When Barack Obama joined Silicon Valley’s top luminaries for dinner in California last February, each guest was asked to come with a question for the president.

But as Steven P. Jobs of Apple spoke, President Obama interrupted with an inquiry of his own: what would it take to make iPhones in the United States?

Not long ago, Apple boasted that its products were made in America. Today, few are. Almost all of the 70 million iPhones, 30 million iPads and 59 million other products Apple sold last year were manufactured overseas.

Why can’t that work come home? Mr. Obama asked.

Mr. Jobs’s reply was unambiguous. “Those jobs aren’t coming back,” he said, according to another dinner guest.

The article is a great read, but I really am at a loss as to what to think about the President’s question.

On the one hand, he might understand economics and know that those jobs are not coming back, but he might have asked the question so as to be perceived as caring about creating jobs in the US.

Color me cynical, but my belief that the President is a very smart man — I would have voted for him if I could vote in this country, and my wife not only voted for him but contributed to his campaign — has a hard time co-existing with the belief that his question might have been asked in earnest, so my mind defaults to “he was just politicking.”

On the other hand, he might completely misunderstand economics, and just how powerful the forces of globalization are.

If the President’s question was asked in earnest, we are in trouble. Those jobs are indeed not coming back. Much like the US economy went from being an agrarian economy to being a manufacturing economy in the 19th century, the US economy went from being a manufacturing economy to being a service and research and development economy in last quarter of the 20th century.

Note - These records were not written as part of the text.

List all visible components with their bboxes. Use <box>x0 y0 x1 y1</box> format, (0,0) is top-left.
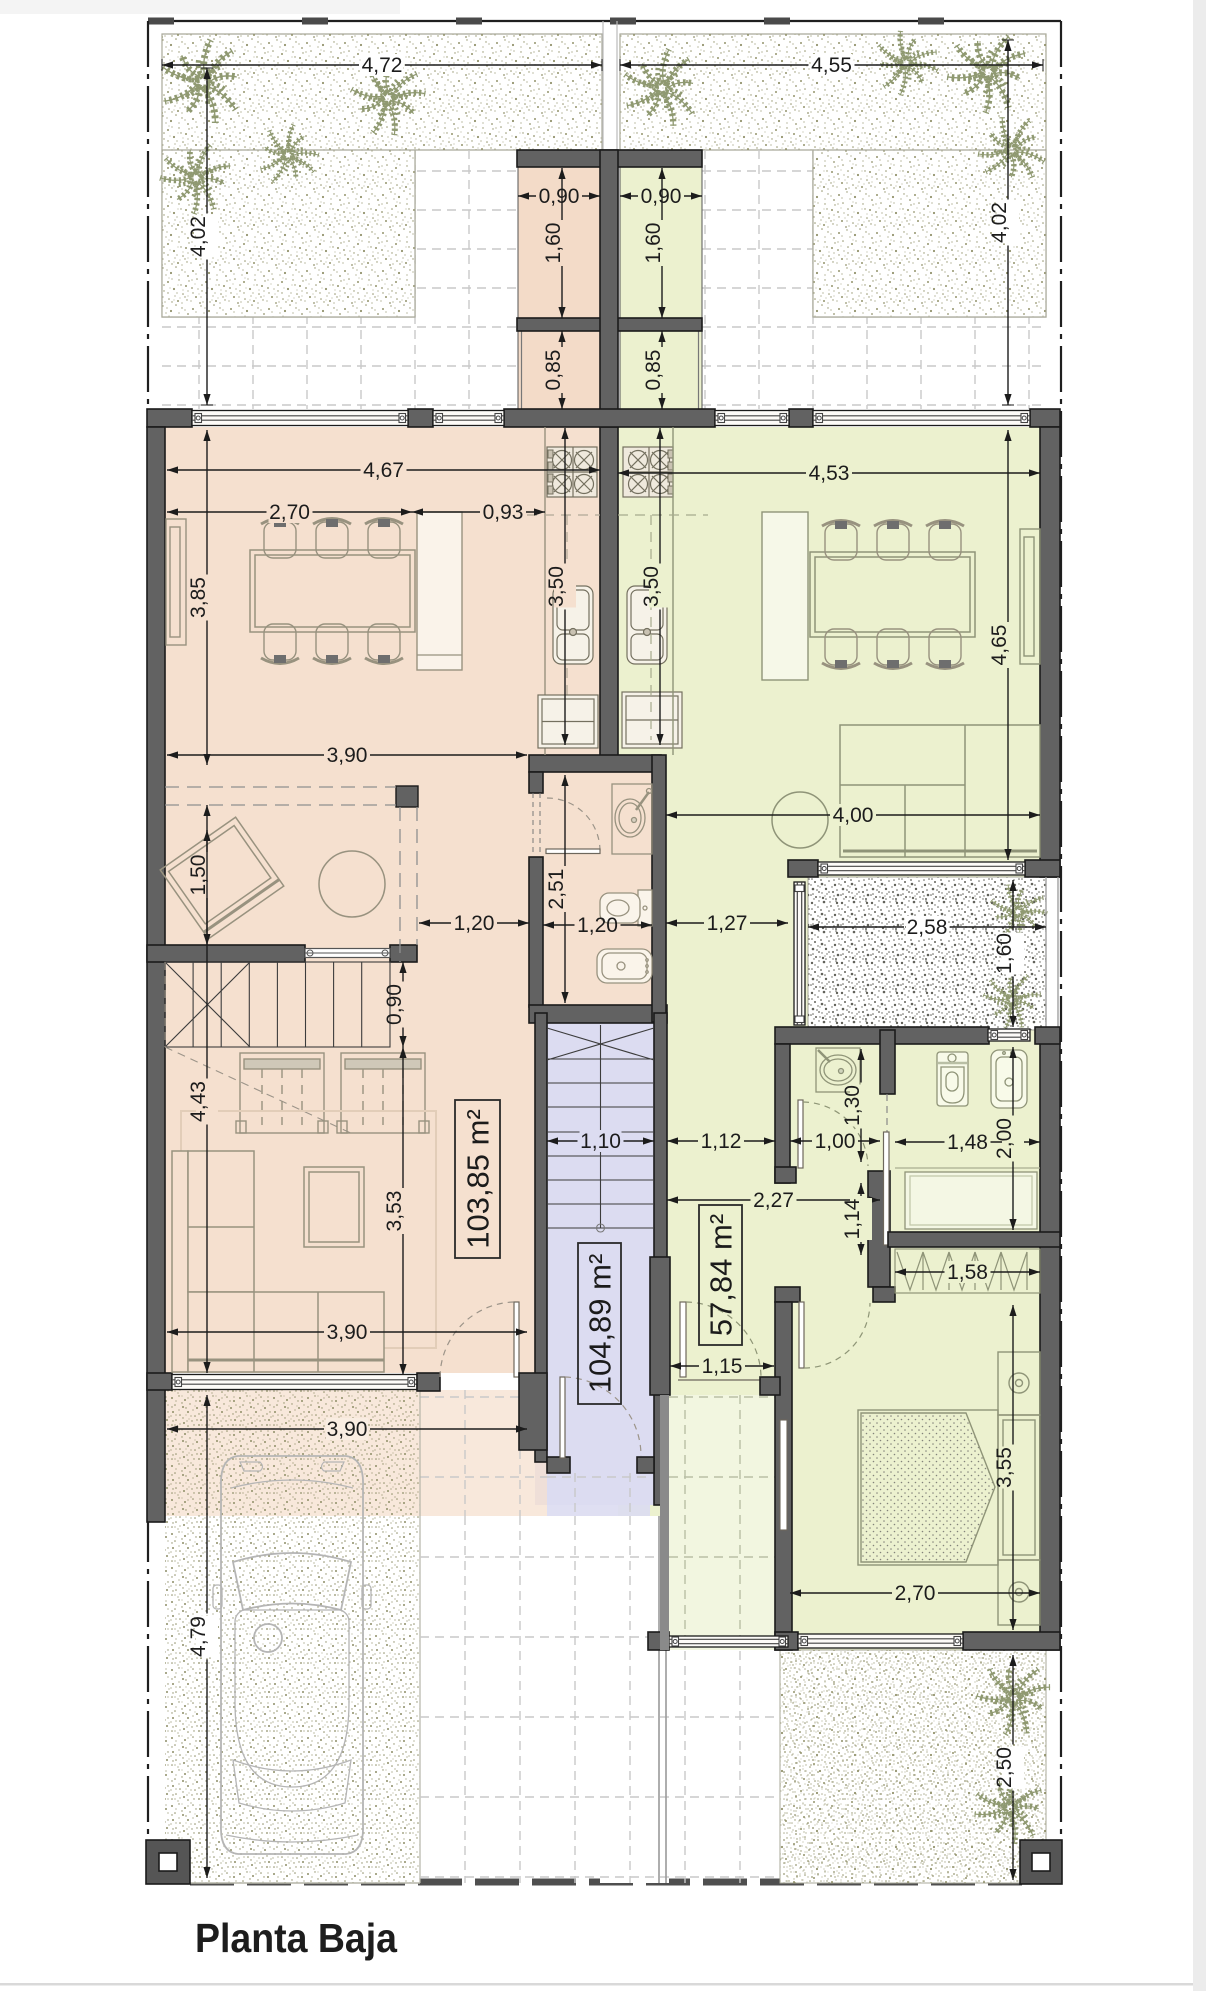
svg-text:2,58: 2,58 <box>907 916 948 939</box>
svg-text:3,85: 3,85 <box>187 577 210 618</box>
svg-text:4,02: 4,02 <box>187 216 210 257</box>
svg-text:4,79: 4,79 <box>187 1616 210 1657</box>
svg-text:3,90: 3,90 <box>327 1321 368 1344</box>
svg-text:2,51: 2,51 <box>545 869 568 910</box>
svg-text:3,90: 3,90 <box>327 744 368 767</box>
svg-text:1,10: 1,10 <box>580 1130 621 1153</box>
svg-text:57,84 m²: 57,84 m² <box>704 1214 739 1336</box>
svg-text:4,55: 4,55 <box>811 54 852 77</box>
svg-text:3,50: 3,50 <box>640 566 663 607</box>
svg-text:2,00: 2,00 <box>993 1118 1016 1159</box>
svg-text:1,58: 1,58 <box>947 1261 988 1284</box>
svg-text:0,93: 0,93 <box>483 501 524 524</box>
svg-text:2,27: 2,27 <box>753 1189 794 1212</box>
svg-text:1,20: 1,20 <box>454 912 495 935</box>
svg-text:1,00: 1,00 <box>815 1130 856 1153</box>
svg-text:4,65: 4,65 <box>988 625 1011 666</box>
svg-text:0,90: 0,90 <box>539 185 580 208</box>
svg-text:1,20: 1,20 <box>577 914 618 937</box>
svg-text:1,27: 1,27 <box>707 912 748 935</box>
svg-text:4,67: 4,67 <box>363 459 404 482</box>
svg-text:0,85: 0,85 <box>542 350 565 391</box>
svg-text:103,85 m²: 103,85 m² <box>461 1109 496 1249</box>
svg-text:1,60: 1,60 <box>542 223 565 264</box>
svg-text:1,48: 1,48 <box>947 1131 988 1154</box>
svg-text:4,53: 4,53 <box>809 462 850 485</box>
svg-text:3,55: 3,55 <box>993 1447 1016 1488</box>
svg-text:2,70: 2,70 <box>895 1582 936 1605</box>
svg-text:0,85: 0,85 <box>642 350 665 391</box>
svg-text:1,30: 1,30 <box>841 1085 864 1126</box>
svg-text:0,90: 0,90 <box>383 984 406 1025</box>
svg-text:1,14: 1,14 <box>841 1198 864 1239</box>
svg-text:104,89 m²: 104,89 m² <box>583 1254 618 1394</box>
svg-text:4,43: 4,43 <box>187 1081 210 1122</box>
svg-text:3,50: 3,50 <box>545 566 568 607</box>
svg-text:3,90: 3,90 <box>327 1418 368 1441</box>
svg-text:1,60: 1,60 <box>642 223 665 264</box>
svg-text:4,00: 4,00 <box>833 804 874 827</box>
svg-text:0,90: 0,90 <box>641 185 682 208</box>
svg-text:3,53: 3,53 <box>383 1191 406 1232</box>
svg-text:4,02: 4,02 <box>988 202 1011 243</box>
svg-text:2,70: 2,70 <box>269 501 310 524</box>
svg-text:1,12: 1,12 <box>701 1130 742 1153</box>
svg-text:4,72: 4,72 <box>362 54 403 77</box>
svg-text:1,15: 1,15 <box>702 1355 743 1378</box>
svg-text:Planta Baja: Planta Baja <box>195 1915 398 1961</box>
svg-text:2,50: 2,50 <box>993 1747 1016 1788</box>
svg-text:1,60: 1,60 <box>993 933 1016 974</box>
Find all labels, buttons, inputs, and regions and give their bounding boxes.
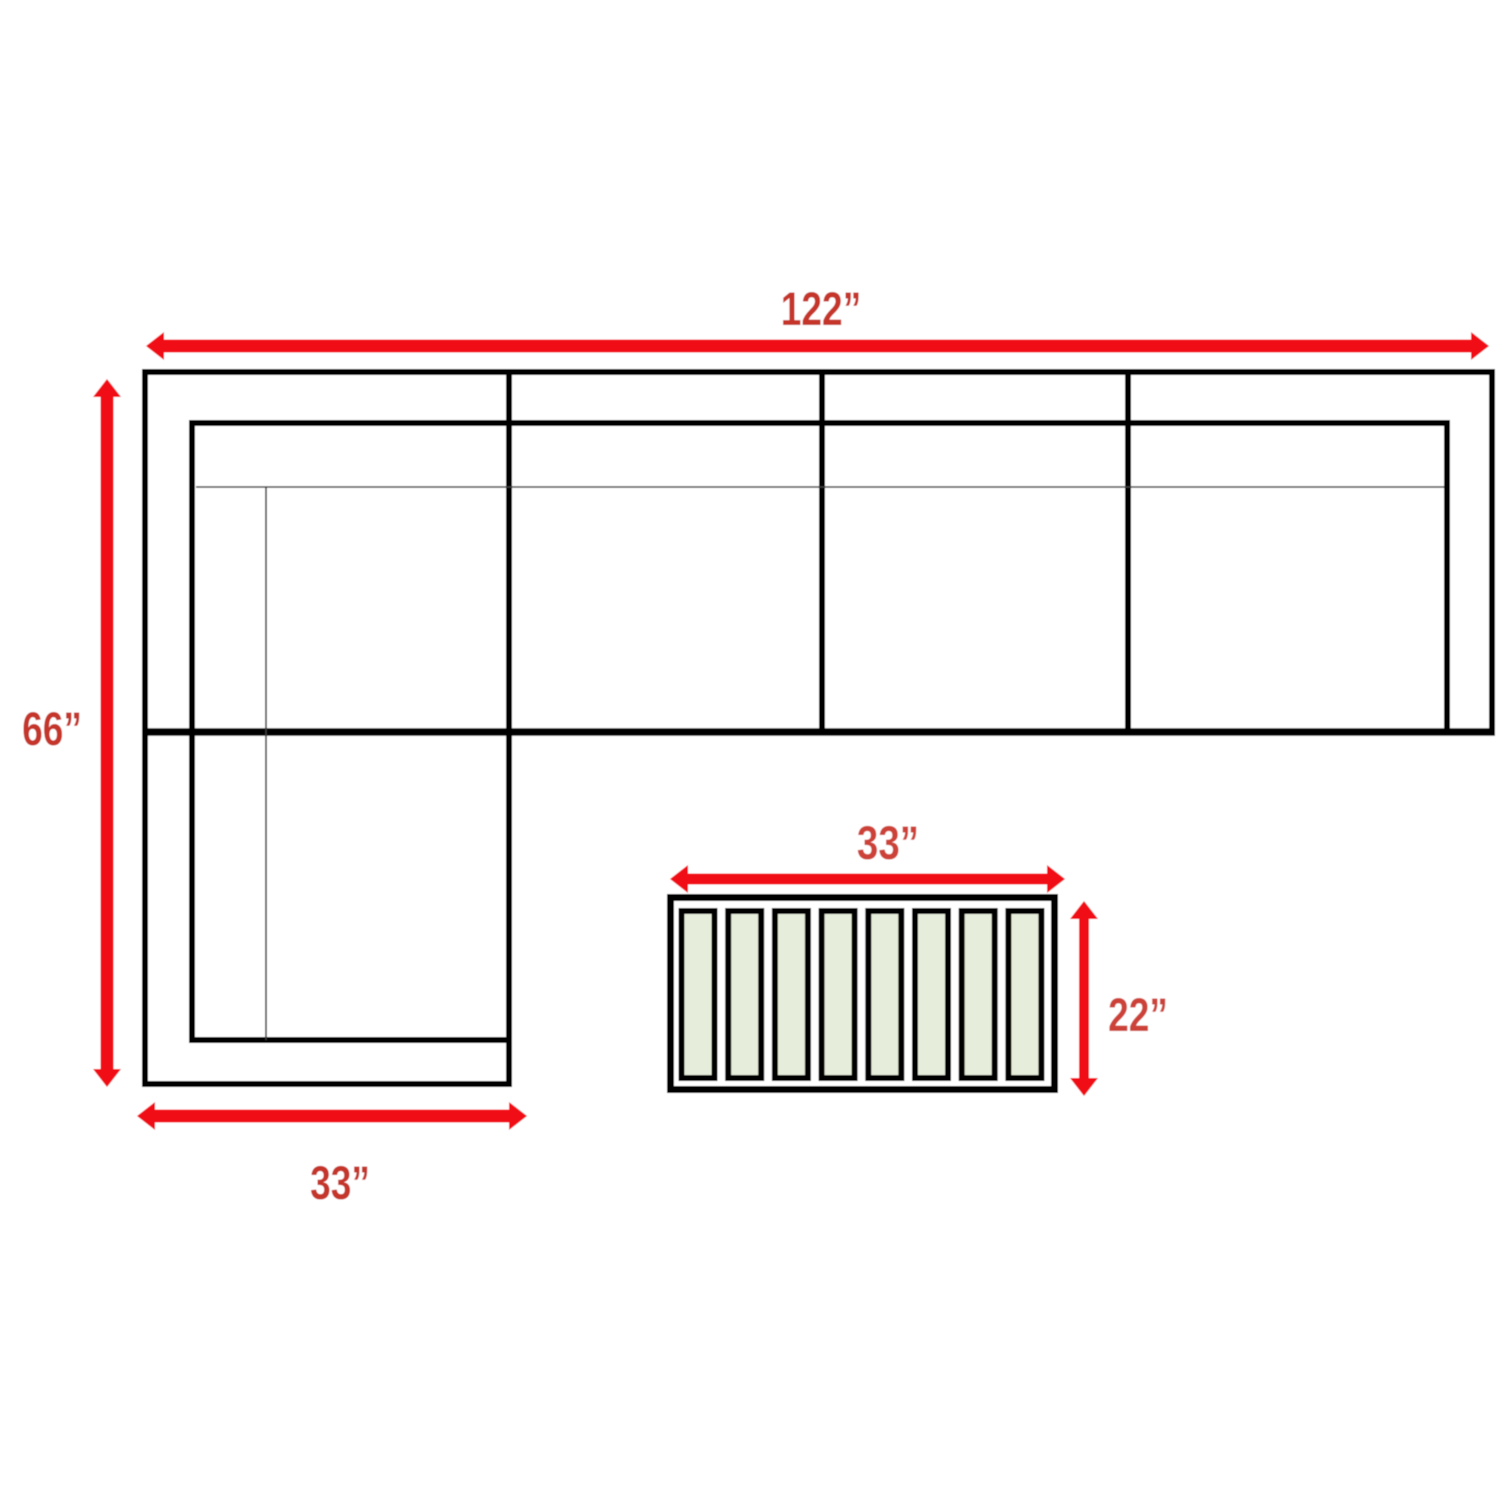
svg-text:33”: 33”: [310, 1157, 370, 1209]
svg-text:22”: 22”: [1108, 989, 1168, 1041]
svg-text:33”: 33”: [857, 817, 919, 869]
svg-text:66”: 66”: [22, 703, 82, 755]
svg-text:122”: 122”: [781, 283, 862, 335]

We are at a point in history where our comparative advantage lies in the tertiary and quaternary sectors of the economy. Forget secondary-sector jobs. Those went the way of the dodo sometime in the 1970s. Let’s focus our attention on developing the services and research and development sector of the US economy rather than lamenting the disappearance of agricultural and manufacturing jobs.

Getting those manufactured jobs back would mean that the US economy is regressing and that real incomes are not only stagnating, but decreasing more than they already did. If that is truly what the President wants, he should prepare for a revolution.